What’re You Going to Do, Joe?

Iran has begun accumulating the immediate precursor to weapons grade uranium metal.

…report was given by UN’s International Atomic Energy Agency to its members and states Iran had on Monday produced a small amount of uranium metal, after importing new equipment into a nuclear facility that is under IAEA inspection[.]

To be sure,

The material produced was a small amount of natural uranium metal…meaning it wasn’t enriched. To use uranium metal for a nuclear weapon’s core, Iran would need around half a kilogram, or slightly more than one pound, of highly enriched uranium metal….

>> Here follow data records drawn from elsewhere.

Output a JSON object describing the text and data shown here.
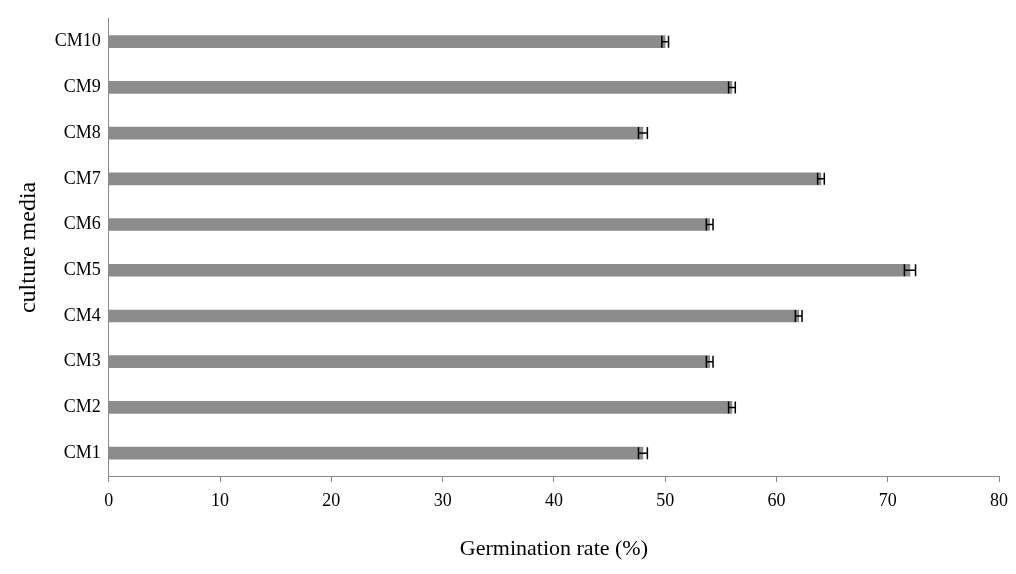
{
  "chart_data": {
    "type": "bar",
    "orientation": "horizontal",
    "xlabel": "Germination rate (%)",
    "ylabel": "culture media",
    "categories": [
      "CM10",
      "CM9",
      "CM8",
      "CM7",
      "CM6",
      "CM5",
      "CM4",
      "CM3",
      "CM2",
      "CM1"
    ],
    "values": [
      50,
      56,
      48,
      64,
      54,
      72,
      62,
      54,
      56,
      48
    ],
    "errors": [
      0.3,
      0.3,
      0.4,
      0.3,
      0.3,
      0.5,
      0.3,
      0.3,
      0.3,
      0.4
    ],
    "color": "#8c8c8c",
    "xlim": [
      0,
      80
    ],
    "xticks": [
      0,
      10,
      20,
      30,
      40,
      50,
      60,
      70,
      80
    ],
    "grid": false,
    "legend": false
  }
}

However. There’s always a however.

This is the big step, in difficulty right below getting uranium out of the yellow cake in the first place. Now it’s a simple, if tedious, matter of combining the uranium metal with fluorine to get a gaseous salt, and passing the gas through several centrifuge cycles to get to a weapons grade level of enrichment.

It’s your move, President Biden. Israel’s existence is in the balance. As are those of cities across Europe and the US. We’re waiting.

People Like Me

President Joe Biden’s Climate MFWIC, John Kerry, traveled to Iceland to accept an Arctic Circle award for his climate “leadership.” Of course, Kerry traveled by flying in his private jet (which has a much larger per-passenger carbon footprint than a commercial jet, but we won’t mention that).

An Icelandic journalist, Jóhann Bjarni Kolbeinsson, asked him how that works. Kerry said,

If you offset your carbon—it’s the only choice for somebody like me who is traveling the world to win this battle.
I negotiated the Paris Accords for the United States.
I’ve been involved with this fight for years. I negotiated with President Xi to bring President Xi to the table so we could get Paris.

Of course. “I’m so special. I negotiated all this cool, yet vapid, stuff. I even got Xi to think about doing something decades into the future so we could get to the emptiness of Paris.

“Did I mention that I’m also rich enough to afford the carbon indulgences, unlike the little people—don’t they look like ants from my jet’s altitude?”

He’s so self-importantly oblivious, too, that he can’t conceive of spending his precious time in a commercial passenger jet. ‘Course, he’d be cooped up with so many of those ants.

I wonder if he invited James Taylor along on any of his private jet travels.

Good Union Jobs

But not good enough for President Joe Biden (D).  Recall that Biden ran on “good union jobs,” among other causes, and that phrase—”good union jobs”—became so ubiquitous in his speeches as to resemble a tic.

But not all union jobs—labor is another area where Progressive-Democrats choose winners and losers. When Biden killed the Keystone XL pipeline, he killed roughly 11,000 good union construction, construction-related, and ancillary jobs. No matter: Progressive-Democrats, led by Biden, don’t approve of those jobs.

And that doesn’t begin to address the job losses in Canada, jobs that depended on both the pipeline construction and on the subsequent flow of oil.